Boulevard of dreams
THE CORNER OF HOLLYWOOD and Vine hasn’t always been as glamorous as it is famous. But for six decades, the Bernard Luggage store has been at or near the legendary intersection, through years when the star-studded sidewalks were dirty, businesses struggling and the prospect of revitalization remote.
Now things have picked up. Streams of free-spending club-hoppers pour out of the Metro, and red carpets are regularly unrolled on the boulevard for concerts and TV tapings. Bernard Luggage is again at the hottest intersection in town. So after everything has been spiffed up, along comes the Los Angeles Community Redevelopment Agency to declare the area “blighted” and evict property owners such as Robert Blue, whose family has owned Bernard Luggage for 60 years. To build a luxury hotel.
It’s a heavy-handed government grab for private property -- to make way for a private project. There may be some rare instances in which such grabs are appropriate. This isn’t one of them.
The U.S. Supreme Court ruled last year that government can take private property from one person and give it to another.

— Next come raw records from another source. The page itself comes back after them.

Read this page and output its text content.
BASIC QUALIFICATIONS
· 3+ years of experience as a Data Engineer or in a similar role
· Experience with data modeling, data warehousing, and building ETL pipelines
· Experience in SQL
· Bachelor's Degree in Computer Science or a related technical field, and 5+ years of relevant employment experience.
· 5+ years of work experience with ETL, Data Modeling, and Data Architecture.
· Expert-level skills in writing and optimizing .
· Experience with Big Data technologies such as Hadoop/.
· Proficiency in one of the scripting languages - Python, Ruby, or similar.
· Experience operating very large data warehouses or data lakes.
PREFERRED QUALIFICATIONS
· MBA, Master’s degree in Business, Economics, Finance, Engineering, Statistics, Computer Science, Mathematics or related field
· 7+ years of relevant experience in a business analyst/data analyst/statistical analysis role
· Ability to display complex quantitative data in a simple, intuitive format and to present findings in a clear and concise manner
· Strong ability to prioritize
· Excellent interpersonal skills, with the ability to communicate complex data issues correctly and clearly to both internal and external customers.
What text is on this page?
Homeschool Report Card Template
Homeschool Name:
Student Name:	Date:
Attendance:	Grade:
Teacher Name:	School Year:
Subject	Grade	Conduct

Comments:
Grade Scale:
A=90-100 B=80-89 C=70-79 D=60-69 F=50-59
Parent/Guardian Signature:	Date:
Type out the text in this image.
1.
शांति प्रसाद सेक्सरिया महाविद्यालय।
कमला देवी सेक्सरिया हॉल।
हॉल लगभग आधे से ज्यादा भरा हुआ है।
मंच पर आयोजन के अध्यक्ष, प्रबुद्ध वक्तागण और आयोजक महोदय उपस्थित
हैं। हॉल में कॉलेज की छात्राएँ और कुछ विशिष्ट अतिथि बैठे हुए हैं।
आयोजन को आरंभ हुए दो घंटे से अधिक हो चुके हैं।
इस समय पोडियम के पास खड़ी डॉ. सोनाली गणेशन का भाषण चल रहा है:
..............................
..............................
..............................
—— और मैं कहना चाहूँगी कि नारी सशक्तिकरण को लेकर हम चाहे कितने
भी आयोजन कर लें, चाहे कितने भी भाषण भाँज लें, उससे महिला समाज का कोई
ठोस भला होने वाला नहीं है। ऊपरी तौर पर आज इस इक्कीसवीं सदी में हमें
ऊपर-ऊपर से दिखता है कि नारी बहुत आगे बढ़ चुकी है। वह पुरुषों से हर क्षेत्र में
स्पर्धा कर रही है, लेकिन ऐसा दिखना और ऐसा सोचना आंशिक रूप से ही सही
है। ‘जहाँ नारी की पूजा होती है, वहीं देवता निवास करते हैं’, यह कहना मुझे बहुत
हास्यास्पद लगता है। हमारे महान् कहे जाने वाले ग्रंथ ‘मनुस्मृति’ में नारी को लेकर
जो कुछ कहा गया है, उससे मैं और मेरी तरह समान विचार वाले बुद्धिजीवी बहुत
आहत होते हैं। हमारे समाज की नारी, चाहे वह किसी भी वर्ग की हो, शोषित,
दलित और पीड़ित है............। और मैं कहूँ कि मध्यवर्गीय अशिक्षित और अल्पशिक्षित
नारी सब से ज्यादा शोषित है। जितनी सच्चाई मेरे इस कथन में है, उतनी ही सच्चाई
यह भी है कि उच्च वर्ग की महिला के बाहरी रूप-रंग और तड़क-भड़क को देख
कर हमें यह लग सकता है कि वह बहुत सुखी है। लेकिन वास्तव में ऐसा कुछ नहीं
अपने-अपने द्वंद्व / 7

The prospect is chilling, and over-reaching redevelopment is now a greater danger, especially by elected officials who often rely on contributions from the same types of folks who build big projects. Unlike the development at issue in the Supreme Court case, the Hollywood and Vine project is not taking anyone’s home, just commercial property -- in which Blue, his family, his employees, his tenants and his neighbors have invested their lives.
Sure, the proposed project could bring some great things to Hollywood, which, away from the boulevards of glitz, still needs infusions of cash and business to keep the revitalization on track.
And yes, it would be great to have assurance that the hotel would pay union-standard wages to its employees. But watch out: On similar projects, organized labor is only too happy to line up with developers if they can hammer out a union-hire pact. An affordable-housing plan and a local hiring agreement that dictates jobs go to Hollywood residents looking for work would be great, too.
But those plums are not enough to justify seizing Blue’s property, the adjacent building and the businesses they contain to make way for a hotel and 150 luxury apartments. The city, the CRA and the developer can move ahead with their planning and their innovative benefits packages. But if Blue’s land is so important, they should get it the old-fashioned way: Make him a fair deal. If he doesn’t go for it, redraft, redraw and build around him.
It’s the same as with Ralph Horowitz. The government can’t simply kick out property owners just because it likes gardens better than warehouses, or big developers better than luggage-store owners.